China's factory activity snaps record slump on festive stockpiling
The official purchasing managers' index (PMI) rose to 50.1 in December from 49.2 in November, the National Bureau of Statistics' survey showed on Wednesday (31 December), topping the 50-point mark separating growth from contraction and beating a forecast of 49.2 in a Reuters poll.
Highlights:
- China's manufacturing PMI tops growth threshold to 50.1
- Non-manufacturing PMI rises to 50.2 from 29.5 in November
- Separate private-sector survey also shows marginal growth
- Economists doubt momentum can last
China's factory activity unexpectedly grew in December, snapping a record eight straight months of decline, lifted by a rise in pre-holiday orders as officials seek to spur the $19 trillion economy's manufacturing sector without worsening deflation.

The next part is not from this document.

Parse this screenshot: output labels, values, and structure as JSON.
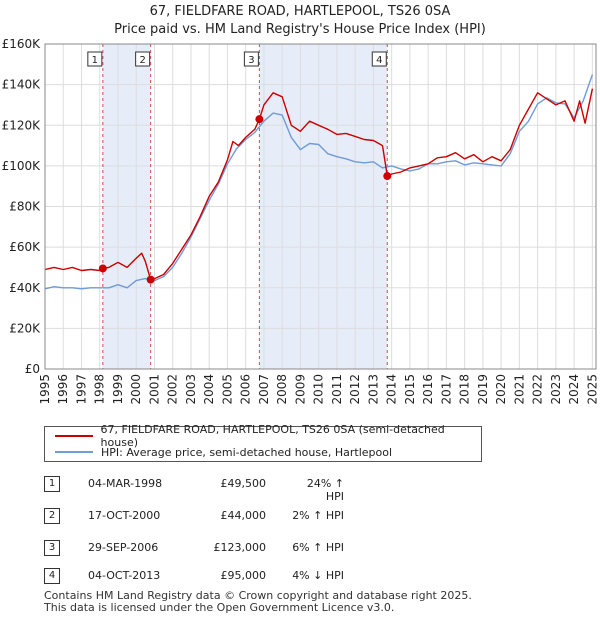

The official purchasing managers' index (PMI) rose to 50.1 in December from 49.2 in November, the National Bureau of Statistics' survey showed today (31 December), topping the 50-point mark separating growth from contraction and beating a forecast of 49.2 in a Reuters poll.
"Assuming the improvement in the PMIs is borne out in the hard data, we think it will likely be a short-lived upturn in activity on the back of month-to-month swings in fiscal spending rather than the start of a more sustained pick-up," said Julian Evans-Pritchard, head of China economics at Capital Economics.
"The big picture is that the structural headwinds from the property downturn and industrial overcapacity are set to persist in 2026," he added.
Still, the data should give policymakers cause for optimism after choosing to see out 2025 without major additional stimulus to meet the full-year growth target of around 5%.
The production sub-index jumped to 51.7 from 50.0 in November, while new orders climbed to 50.8 from 49.2, marking their strongest performance since March. Supplier delivery times also improved, pushing the production and activity expectations component to 55.5, its highest reading since March 2024.
New export orders remained sluggish, however, edging up to 49.0 from November's 47.6, underscoring the need for officials to boost domestic demand and rely less on U.S. demand, the world's top consumer market, in the face of President Donald Trump's tariffs.
Huo Lihui, an NBS statistician, said confidence appeared to be improving due to pre-holiday stockpiling, as the world's second-largest economy prepares to celebrate the Lunar New Year in February, pointing to an uptick in the agricultural, food processing and food and beverage sectors.
A separate private-sector PMI published today (31 December) also showed marginal expansion in activity in December, driven by stronger production and domestic demand in the absence of more foreign orders.
Depressed domestic demand
Ginning up domestic manufacturing without taking further steps to boost consumer demand risks worsening deflationary pressures, however.
In separate data released last week, Chinese industrial firms saw their profits fall 13.1% year-on-year in November, the steepest drop in over a year, suggesting households are not stepping in to pick up the shortfall as a slowing global economy weighs on exports.
At an agenda-setting gathering in early December, the ruling Communist Party leadership promised to boost income and stimulate consumption, although similar pledges in the past have struggled to deliver results.